9 sectors hold 70pc bad loans
Around 70 per cent of default loans in the banking sector is concentrated in nine sectors of the economy as many borrowers are finding it difficult to pay instalments for the dragging economic slowdown while willful defaulters are also a major factor.
The nine sectors are ship-building and ship-breaking, small and medium enterprises, leather, trade, textile, readymade garment, transport, credit card, and non-bank financial institutions (NBFIs).
Non-performing loans in the sectors stood at Tk 71,030 crore in December out of a total default loan of Tk 101,935 crore, according to the Financial Stability Report released by the Bangladesh Bank on Monday.
The business slowdown stemming from the coronavirus pandemic along with the ongoing economic crisis has hurt the borrowers in the nine sectors. In addition, banks also gave out loans without following corporate governance, pushing up NPLs.
As of December, banks disbursed funds to the tune of Tk 20,236 crore to the ship-building and ship-breaking industry. Of the sum, 18.87 per cent has turned bad.
Banks gave out loans generously to the ship-building and ship-breaking industry in 2005-2006 as local yards won eye-catching export orders, according to Syed Mahbubur Rahman, managing director of Mutual Trust Bank.
Existing companies pumped hundreds of crores of taka into expanding their footprint. New shipbuilders also sprang up. But it received a major blow after the financial crisis of 2007-08 hit hard the developed economies, bringing the industry to its knees and forcing many buyers to cancel orders.
As a result, borrowers in the segment have been unable to repay the loans.
Although the BB has relaxed rules on loan repayment from time to time for the shipbuilding sector, it has not turned around yet.
The export of ships, boats and floating structures was only $0.24 million in the last fiscal year, the lowest in a decade, data from the Export Promotion Bureau showed.
The shipbreaking industry is also not doing well.
Just 45 of the 158 shipbreaking yards in Chattogram are currently operational. Many shipbreaking yards are suffering losses this year as they had to count high costs for the hike in US dollar prices amid the depreciation of the taka.

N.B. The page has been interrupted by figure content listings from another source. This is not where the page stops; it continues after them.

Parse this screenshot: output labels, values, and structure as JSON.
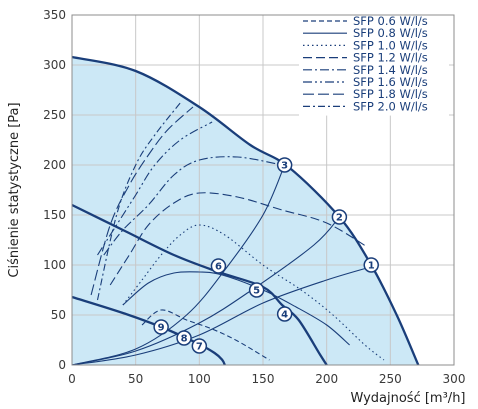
{
  "chart_data": {
    "type": "line",
    "title": "",
    "xlabel": "Wydajność [m³/h]",
    "ylabel": "Ciśnienie statystyczne [Pa]",
    "xlim": [
      0,
      300
    ],
    "ylim": [
      0,
      350
    ],
    "x_ticks": [
      "0",
      "50",
      "100",
      "150",
      "200",
      "250",
      "300"
    ],
    "y_ticks": [
      "0",
      "50",
      "100",
      "150",
      "200",
      "250",
      "300",
      "350"
    ],
    "grid": true,
    "legend_position": "top-right",
    "colors": {
      "line": "#1a3e7a",
      "fill": "#cce8f6",
      "grid": "#c8c8c8"
    },
    "fan_curves": [
      {
        "points": [
          [
            0,
            308
          ],
          [
            50,
            294
          ],
          [
            100,
            258
          ],
          [
            140,
            220
          ],
          [
            170,
            198
          ],
          [
            210,
            148
          ],
          [
            235,
            100
          ],
          [
            255,
            50
          ],
          [
            272,
            0
          ]
        ]
      },
      {
        "points": [
          [
            0,
            160
          ],
          [
            40,
            135
          ],
          [
            80,
            110
          ],
          [
            115,
            93
          ],
          [
            150,
            78
          ],
          [
            165,
            60
          ],
          [
            178,
            45
          ],
          [
            195,
            10
          ],
          [
            200,
            0
          ]
        ]
      },
      {
        "points": [
          [
            0,
            68
          ],
          [
            40,
            52
          ],
          [
            70,
            38
          ],
          [
            98,
            22
          ],
          [
            112,
            12
          ],
          [
            118,
            5
          ],
          [
            120,
            0
          ]
        ]
      }
    ],
    "sfp_series": [
      {
        "name": "SFP 0.6 W/l/s",
        "points": [
          [
            55,
            40
          ],
          [
            70,
            55
          ],
          [
            90,
            45
          ],
          [
            110,
            36
          ],
          [
            130,
            24
          ],
          [
            155,
            5
          ]
        ]
      },
      {
        "name": "SFP 0.8 W/l/s",
        "points": [
          [
            40,
            60
          ],
          [
            60,
            82
          ],
          [
            80,
            92
          ],
          [
            100,
            93
          ],
          [
            118,
            90
          ],
          [
            150,
            75
          ],
          [
            176,
            58
          ],
          [
            200,
            40
          ],
          [
            218,
            20
          ]
        ]
      },
      {
        "name": "SFP 1.0 W/l/s",
        "points": [
          [
            40,
            60
          ],
          [
            55,
            85
          ],
          [
            70,
            110
          ],
          [
            85,
            130
          ],
          [
            100,
            140
          ],
          [
            120,
            130
          ],
          [
            150,
            100
          ],
          [
            180,
            75
          ],
          [
            205,
            50
          ],
          [
            230,
            20
          ],
          [
            245,
            5
          ]
        ]
      },
      {
        "name": "SFP 1.2 W/l/s",
        "points": [
          [
            30,
            80
          ],
          [
            45,
            110
          ],
          [
            60,
            140
          ],
          [
            80,
            162
          ],
          [
            100,
            172
          ],
          [
            130,
            168
          ],
          [
            165,
            155
          ],
          [
            200,
            142
          ],
          [
            232,
            118
          ]
        ]
      },
      {
        "name": "SFP 1.4 W/l/s",
        "points": [
          [
            25,
            110
          ],
          [
            40,
            135
          ],
          [
            60,
            160
          ],
          [
            80,
            190
          ],
          [
            100,
            205
          ],
          [
            130,
            208
          ],
          [
            165,
            200
          ]
        ]
      },
      {
        "name": "SFP 1.6 W/l/s",
        "points": [
          [
            20,
            110
          ],
          [
            35,
            140
          ],
          [
            50,
            170
          ],
          [
            65,
            200
          ],
          [
            85,
            225
          ],
          [
            110,
            243
          ]
        ]
      },
      {
        "name": "SFP 1.8 W/l/s",
        "points": [
          [
            15,
            70
          ],
          [
            30,
            140
          ],
          [
            45,
            180
          ],
          [
            60,
            210
          ],
          [
            75,
            235
          ],
          [
            95,
            258
          ]
        ]
      },
      {
        "name": "SFP 2.0 W/l/s",
        "points": [
          [
            20,
            65
          ],
          [
            35,
            150
          ],
          [
            50,
            200
          ],
          [
            65,
            230
          ],
          [
            85,
            262
          ]
        ]
      }
    ],
    "duct_curves": [
      {
        "points": [
          [
            0,
            0
          ],
          [
            50,
            10
          ],
          [
            100,
            30
          ],
          [
            150,
            62
          ],
          [
            200,
            85
          ],
          [
            240,
            100
          ]
        ]
      },
      {
        "points": [
          [
            0,
            0
          ],
          [
            50,
            14
          ],
          [
            100,
            42
          ],
          [
            140,
            74
          ],
          [
            190,
            120
          ],
          [
            210,
            148
          ]
        ]
      },
      {
        "points": [
          [
            0,
            0
          ],
          [
            50,
            16
          ],
          [
            90,
            50
          ],
          [
            120,
            95
          ],
          [
            150,
            150
          ],
          [
            167,
            200
          ]
        ]
      }
    ],
    "operating_points": [
      {
        "label": "1",
        "x": 235,
        "y": 100
      },
      {
        "label": "2",
        "x": 210,
        "y": 148
      },
      {
        "label": "3",
        "x": 167,
        "y": 200
      },
      {
        "label": "4",
        "x": 167,
        "y": 51
      },
      {
        "label": "5",
        "x": 145,
        "y": 75
      },
      {
        "label": "6",
        "x": 115,
        "y": 99
      },
      {
        "label": "7",
        "x": 100,
        "y": 19
      },
      {
        "label": "8",
        "x": 88,
        "y": 27
      },
      {
        "label": "9",
        "x": 70,
        "y": 38
      }
    ]
  }
}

Emranul Huq, managing director of Dhaka Bank, says willful defaulters have mainly brought woes for the ship-breaking sector, the second-largest in the world after India in 2022.
Meanwhile, the cost of scrap vessels escalated in the global market, creating a major problem for the local yards.
In December, the default loans in the SME sector accounted for 13.14 per cent of the total funds disbursed by banks.
"Businesses in the sector usually face various challenges. The coronavirus pandemic has compounded those challenges," said Rahman.
"So, some banks are slowing down the disbursement of the loans going to the sector."
Of the Tk 255,943 crore extended to the trade and commerce sector as loans, 10.84 per cent have become bad.
Banks extended credit support, also known as commercial loans, to traders to meet the financing requirement for their day-to-day operations and facilitate imports.
Rahman says the price fluctuation in the global market has created a difficult condition for businesses, the key reason for the concentration of default loans in the sector.
Credit card users were responsible for 7.77 per cent of the credit extended by banks going sour. Credit card loans totalled Tk 7,078 crore.
A BB official says that many credit card holders are struggling to survive amid the cost-of-living crisis, driven by higher consumer prices.
Like in most countries, inflation has been rising for months in Bangladesh for a record surge in import bills, piling up pressures on consumers.
"The existing economic stress has seen the living standard deteriorate. And many cardholders are unable to repay loans on time," said the central banker.
Some non-bank financial institutions have also failed to repay loans to banks.
Some 7.39 per cent of the total loans of Tk 7,297 crore given by banks to NBFIs have turned into bad debts.
A good number of NBFIs have faced a wide range of scams in recent years and their loans to borrowers have turned into NPLs. So, their strength to repay depositors, which include banks, has eroded significantly.
Another major reason behind the concentration of default loans in the nine sectors is the tendency among many lenders to breach rules while disbursing credits.
Of the Tk 12,18,850 crore loans in the entire banking sector, the overall ratio of default loans stood at 8.36 per cent in December.